The world’s oceans absorb almost half of all carbon emissions, and can hold up to 50 times more CO2 than the atmosphere (Sabine et al., 2004). Increasing greenhouse gases have caused the oceans to become saturated in CO2, and so are losing the capability to act as carbon sinks. It is also having an adverse effect on oceanic pH as it is becoming more acidic, while also reducing levels of carbonate ions (CO32-). By 2100, marine CO2 levels could reach 880ppm (parts per million), which would lead to unprecedented impacts on the marine environment (EC, 2013). This would cause a drop in pH from the current 8.2 to 7.9, increasing ocean acidity by 150% since preindustrial times (Raven et al., 2005; McNeil and Matear, 2006; Feely et al., 2009). This increased acidity is thought to be to blame for major coral bleaching* events observed in the Great Barrier Reef, where losses of 25% are expected within the next 40 years if current trends continue (Wild et al., 2011).

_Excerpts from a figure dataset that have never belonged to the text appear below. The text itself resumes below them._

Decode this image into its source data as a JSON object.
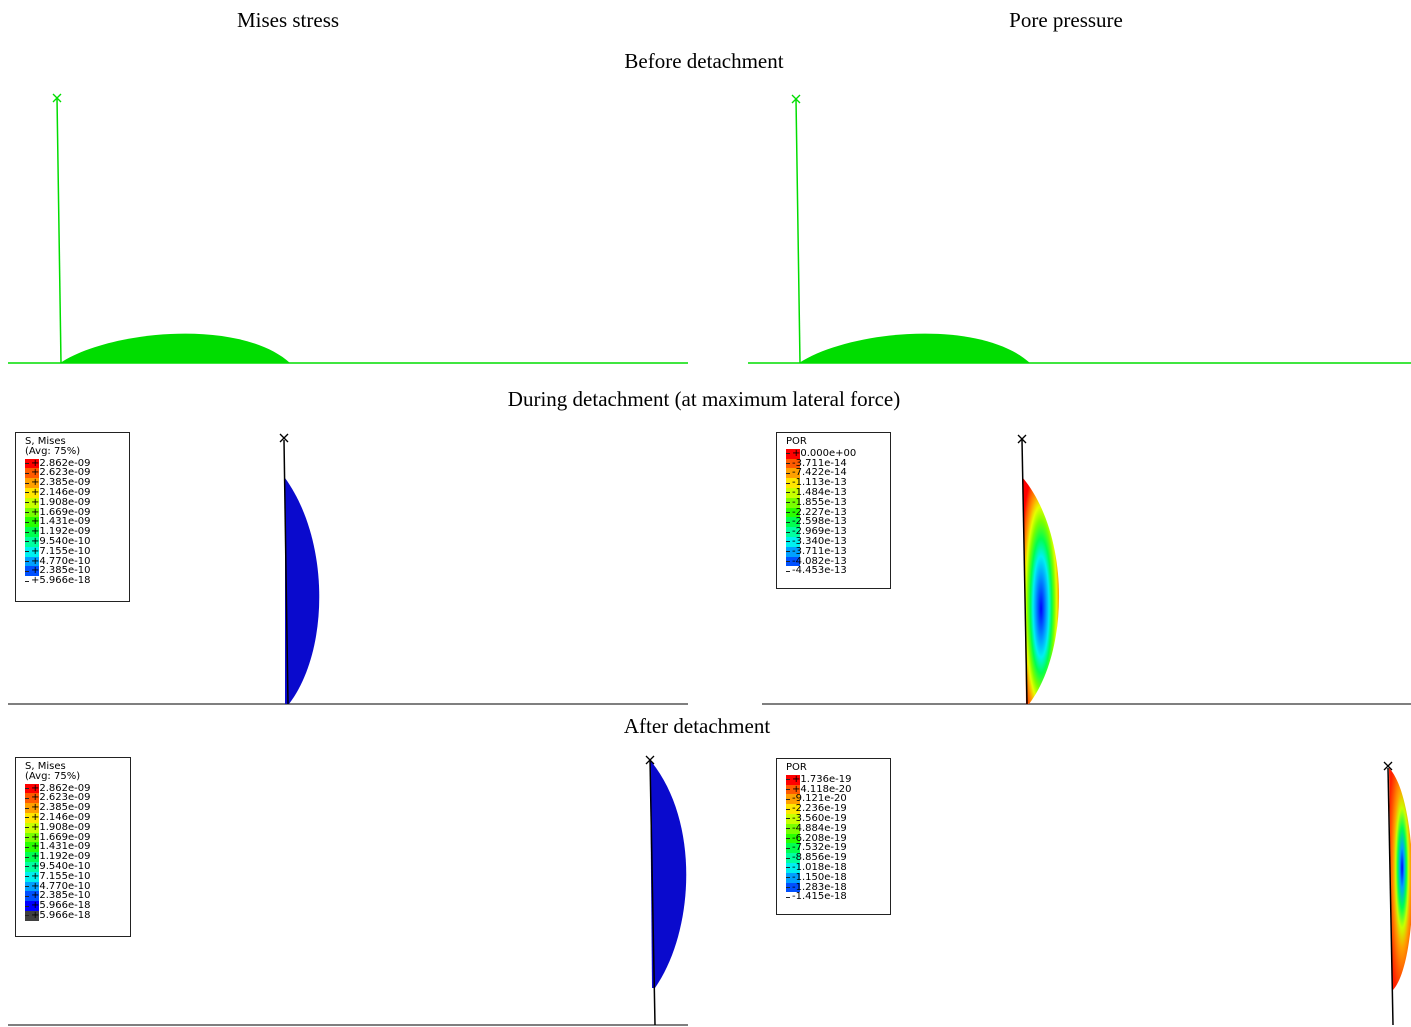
{
  "headings": {
    "col_left": "Mises stress",
    "col_right": "Pore pressure",
    "row1": "Before detachment",
    "row2": "During detachment (at maximum lateral force)",
    "row3": "After detachment"
  },
  "legends": {
    "mises_during": {
      "title": "S, Mises\n(Avg: 75%)",
      "values": [
        "+2.862e-09",
        "+2.623e-09",
        "+2.385e-09",
        "+2.146e-09",
        "+1.908e-09",
        "+1.669e-09",
        "+1.431e-09",
        "+1.192e-09",
        "+9.540e-10",
        "+7.155e-10",
        "+4.770e-10",
        "+2.385e-10",
        "+5.966e-18"
      ]
    },
    "por_during": {
      "title": "POR",
      "values": [
        "+0.000e+00",
        "-3.711e-14",
        "-7.422e-14",
        "-1.113e-13",
        "-1.484e-13",
        "-1.855e-13",
        "-2.227e-13",
        "-2.598e-13",
        "-2.969e-13",
        "-3.340e-13",
        "-3.711e-13",
        "-4.082e-13",
        "-4.453e-13"
      ]
    },
    "mises_after": {
      "title": "S, Mises\n(Avg: 75%)",
      "values": [
        "+2.862e-09",
        "+2.623e-09",
        "+2.385e-09",
        "+2.146e-09",
        "+1.908e-09",
        "+1.669e-09",
        "+1.431e-09",
        "+1.192e-09",
        "+9.540e-10",
        "+7.155e-10",
        "+4.770e-10",
        "+2.385e-10",
        "+5.966e-18",
        "+5.966e-18"
      ]
    },
    "por_after": {
      "title": "POR",
      "values": [
        "+1.736e-19",
        "+4.118e-20",
        "-9.121e-20",
        "-2.236e-19",
        "-3.560e-19",
        "-4.884e-19",
        "-6.208e-19",
        "-7.532e-19",
        "-8.856e-19",
        "-1.018e-18",
        "-1.150e-18",
        "-1.283e-18",
        "-1.415e-18"
      ]
    }
  },
  "colors": {
    "contour_scale": [
      "#ff0000",
      "#ff5a00",
      "#ffa000",
      "#ffe600",
      "#c8ff00",
      "#78ff00",
      "#28ff00",
      "#00ff50",
      "#00ffa0",
      "#00f0f0",
      "#00a0ff",
      "#0050ff",
      "#0000ff"
    ],
    "mises_after_extra": "#404040",
    "undeformed": "#00dd00",
    "mises_fill": "#0a0acd"
  }
}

Cold water corals, found off the Irish coast are also in danger from these pH alterations. Lower levels of carbonate ions create immediate dangers for many marine organisms, such as zooplankton, molluscs, and corals, and indirect threats to fish, seabirds, marine mammals, and humans. The immediate danger stems from the need for carbonate ions in the formation of shells like those of mussels and marine snails (Header Image – WWW3). Without appropriate levels these organisms become easily damaged and mortality rates increase. Not only does this reduce the biodiversity of the coastal environment, but shell and finfish aquaculture industries can be hit with serious economic losses. The fisheries industry can also suffer, as a major food source for many of their stocks could suddenly decrease, resulting in lower populations and lower quality individuals for commercial sale.
To learn more about the effects of rising oceanic temperatures see this month’s blog post on ‘Temperature and Sea Level Change‘
*Coral Bleaching – may also occur due to increases in oceanic temperature levels. Coral organisms maintain a symbiotic relationship with microscopic algae known as zooxanthellae which also contribute to their vibrant colours. Rising temperatures can lead this algae to photosynthesize too quickly forcing the coral to expel them in order to protect its own tissue. If temperatures remain high for prolonged periods of time (NAOO, 2016), corals are unable to recover. In 2014 alone, a team of researches conducting expeditions in Australia’s Great Barrier Reef identified a 40% reduction in coral calcification rates when compared with those recorded in the 1970.
Feely, R. A., Doney, S. C., & Cooley, S. R. (2013). Ocean acidification: UK Ocean Acidification Programme. Oceanography, 22(4), 36–47.
McNeil, B. I., & Matear, R. J. (2006). Projected climate change impact on oceanic acidification. Carbon Balance and Management, 1(1), 2.
Raven, J., Caldeira, K., Elderfield, H., Hoegh-Guldberg, O., Liss, P., Riebesell, U., Watson, A. (2005). Ocean acidification due to increasing atmospheric carbon dioxide. Policy Document, 5(12), 60.
Sabine, C. L., Feely, R. A., Gruber, N., Key, R. M., Lee, K., Bullister, J. L., Rios, A. F. (2004). The Oceanic Sink for Anthropogenic CO2. Science, 305(5682), 367–371.
Wild, C., Hoegh-Guldberg, O., Naumann, M. S., Colombo-Pallotta, M. F., Ateweberhan, M., Fitt, W. K., & van Woesik, R. (2011). Climate change impedes reef ecosystem engineers. Marine and Freshwater Research, 62, 205–215.